Rahat has gained many jobs recently. Sodastream, a successful Israeli company now owned by PepsiCo, sells home systems for carbonated soft drinks worldwide. It had a plant in the West Bank town of Ma'ale Adumim that employed many Arabs who lived nearby.

Under continuing pressure from the international movement to boycott products from the West Bank, Sodastream closed that plant, costing its Arab workers their jobs. In 2015, it opened a new one in the Idan Ha'Hegev industrial park next to Rahat. About 1,400 people work there, many of them Bedouins from Rahat.

Illegal Encampments

There’s plenty of opportunity in Israel for Bedouins who stay in school and follow a conventional path, Elhosi'il said. He knows many Bedouins who have graduated from college and have promising careers, ranging from doctors and nurses to bank managers, teachers, and police officers.

Not everyone manages that due to poverty, truancy, and crime. Bedouins in Israel don’t all live in modern housing.

Many, including Alkadi, the freed hostage, live in illegal encampments without power, water, or sewage hookups.
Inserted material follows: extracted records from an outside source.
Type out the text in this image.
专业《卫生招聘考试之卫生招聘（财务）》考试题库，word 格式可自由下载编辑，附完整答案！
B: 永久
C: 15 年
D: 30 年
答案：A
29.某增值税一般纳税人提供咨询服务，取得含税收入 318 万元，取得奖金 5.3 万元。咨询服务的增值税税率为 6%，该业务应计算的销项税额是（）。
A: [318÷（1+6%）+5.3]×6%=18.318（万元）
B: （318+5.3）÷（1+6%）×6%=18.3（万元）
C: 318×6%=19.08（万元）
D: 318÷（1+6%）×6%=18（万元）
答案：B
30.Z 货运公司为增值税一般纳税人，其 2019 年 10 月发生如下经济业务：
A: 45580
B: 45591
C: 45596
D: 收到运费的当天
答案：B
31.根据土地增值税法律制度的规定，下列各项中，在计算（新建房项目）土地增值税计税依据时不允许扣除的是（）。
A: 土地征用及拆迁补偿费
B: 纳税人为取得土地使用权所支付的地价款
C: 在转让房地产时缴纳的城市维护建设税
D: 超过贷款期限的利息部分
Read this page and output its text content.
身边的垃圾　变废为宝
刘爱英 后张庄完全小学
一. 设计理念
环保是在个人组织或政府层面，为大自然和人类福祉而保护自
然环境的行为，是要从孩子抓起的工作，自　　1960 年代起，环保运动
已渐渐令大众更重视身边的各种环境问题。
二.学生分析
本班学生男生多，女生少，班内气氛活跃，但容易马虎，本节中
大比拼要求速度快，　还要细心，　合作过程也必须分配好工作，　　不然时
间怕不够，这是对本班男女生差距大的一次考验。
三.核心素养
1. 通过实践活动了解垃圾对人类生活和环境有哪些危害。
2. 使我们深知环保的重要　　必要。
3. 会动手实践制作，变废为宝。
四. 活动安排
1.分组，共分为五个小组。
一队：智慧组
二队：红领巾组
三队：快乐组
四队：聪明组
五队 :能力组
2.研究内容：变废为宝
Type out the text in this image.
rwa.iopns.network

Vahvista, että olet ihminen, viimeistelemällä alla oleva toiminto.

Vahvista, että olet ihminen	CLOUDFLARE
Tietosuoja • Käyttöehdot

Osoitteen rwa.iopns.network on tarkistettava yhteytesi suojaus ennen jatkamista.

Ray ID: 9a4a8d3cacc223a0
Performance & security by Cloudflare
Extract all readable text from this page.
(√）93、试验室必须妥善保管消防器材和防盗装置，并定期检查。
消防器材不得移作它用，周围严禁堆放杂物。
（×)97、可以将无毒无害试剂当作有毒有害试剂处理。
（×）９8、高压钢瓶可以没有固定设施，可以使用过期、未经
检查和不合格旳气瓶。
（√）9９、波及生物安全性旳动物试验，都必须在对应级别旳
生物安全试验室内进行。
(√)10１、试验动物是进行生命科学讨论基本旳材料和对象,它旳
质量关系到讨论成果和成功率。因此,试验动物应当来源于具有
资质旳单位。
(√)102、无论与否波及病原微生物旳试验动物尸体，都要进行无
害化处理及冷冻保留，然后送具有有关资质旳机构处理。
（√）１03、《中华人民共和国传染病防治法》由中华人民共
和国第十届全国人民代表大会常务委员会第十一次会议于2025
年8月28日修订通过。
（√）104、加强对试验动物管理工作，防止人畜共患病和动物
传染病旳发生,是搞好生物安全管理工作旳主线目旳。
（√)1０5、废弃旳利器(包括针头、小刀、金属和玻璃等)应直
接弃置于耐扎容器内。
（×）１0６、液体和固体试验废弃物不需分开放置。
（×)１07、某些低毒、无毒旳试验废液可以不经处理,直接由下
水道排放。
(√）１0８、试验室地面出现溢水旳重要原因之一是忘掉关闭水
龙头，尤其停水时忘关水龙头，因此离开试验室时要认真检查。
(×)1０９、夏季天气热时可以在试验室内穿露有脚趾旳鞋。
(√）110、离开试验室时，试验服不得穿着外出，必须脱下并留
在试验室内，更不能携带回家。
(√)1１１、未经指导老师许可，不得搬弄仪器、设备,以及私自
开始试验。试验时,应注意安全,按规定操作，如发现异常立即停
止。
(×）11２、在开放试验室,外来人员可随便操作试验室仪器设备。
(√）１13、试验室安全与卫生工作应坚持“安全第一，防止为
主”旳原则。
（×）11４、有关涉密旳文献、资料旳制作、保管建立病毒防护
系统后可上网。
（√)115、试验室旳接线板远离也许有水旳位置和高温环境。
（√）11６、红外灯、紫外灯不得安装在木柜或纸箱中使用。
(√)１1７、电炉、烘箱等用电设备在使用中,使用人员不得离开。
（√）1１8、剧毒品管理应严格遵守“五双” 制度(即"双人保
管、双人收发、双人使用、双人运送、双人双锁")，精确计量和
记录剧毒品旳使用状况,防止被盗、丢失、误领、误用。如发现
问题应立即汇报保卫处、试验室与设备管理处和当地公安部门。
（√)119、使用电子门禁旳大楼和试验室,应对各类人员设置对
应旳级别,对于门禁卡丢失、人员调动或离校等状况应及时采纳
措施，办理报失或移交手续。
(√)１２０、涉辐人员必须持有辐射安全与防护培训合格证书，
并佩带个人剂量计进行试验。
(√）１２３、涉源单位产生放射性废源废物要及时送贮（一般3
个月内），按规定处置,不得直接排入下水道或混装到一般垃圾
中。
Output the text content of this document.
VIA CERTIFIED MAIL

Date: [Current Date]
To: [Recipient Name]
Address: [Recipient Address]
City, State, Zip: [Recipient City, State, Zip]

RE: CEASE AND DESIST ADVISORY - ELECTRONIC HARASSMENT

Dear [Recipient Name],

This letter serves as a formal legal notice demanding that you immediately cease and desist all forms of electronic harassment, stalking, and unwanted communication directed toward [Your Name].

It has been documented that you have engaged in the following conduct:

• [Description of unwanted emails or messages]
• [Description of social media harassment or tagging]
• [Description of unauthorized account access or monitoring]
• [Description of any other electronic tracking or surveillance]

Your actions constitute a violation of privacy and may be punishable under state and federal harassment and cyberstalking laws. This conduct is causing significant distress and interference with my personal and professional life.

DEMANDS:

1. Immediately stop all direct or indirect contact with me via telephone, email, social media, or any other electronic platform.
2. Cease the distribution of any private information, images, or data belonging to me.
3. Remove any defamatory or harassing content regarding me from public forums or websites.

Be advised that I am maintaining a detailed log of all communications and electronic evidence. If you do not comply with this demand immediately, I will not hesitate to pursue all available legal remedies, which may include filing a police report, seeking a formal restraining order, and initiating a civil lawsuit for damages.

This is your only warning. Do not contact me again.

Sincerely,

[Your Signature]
They are a common sight in southern Israel: mobile homes near a roadside surrounded by old cars, construction debris, and other junk. Garbage may be rotting nearby. They don’t have adequate bomb shelters or warning systems to protect them from Hamas rocket attacks.

Israel seeks to demolish such eyesores and resettle their residents in recognized Bedouin townships like Rahat.

Those in Alkadi’s village, Karkur, don’t want to move to towns and prefer a rural lifestyle, said Muhammad Abu Tailakh, head of Karkur’s local council and a public health lecturer at Ben Gurion University in nearby Beersheba.

Tailakh said the government ought to recognize Karkur, which has been there since the 1950s. The Israeli government says it’s in a protected forest. Tailakh said they'd be open to moving to another area but not to a city.

Since November, the government has told about 70 percent of Karkur’s residents that their homes will be razed. Alkadi’s family didn’t get a notice, and the government said that in light of Alkadi’s return, they wouldn’t get one.

The Associated Press and Reuters contributed to this report.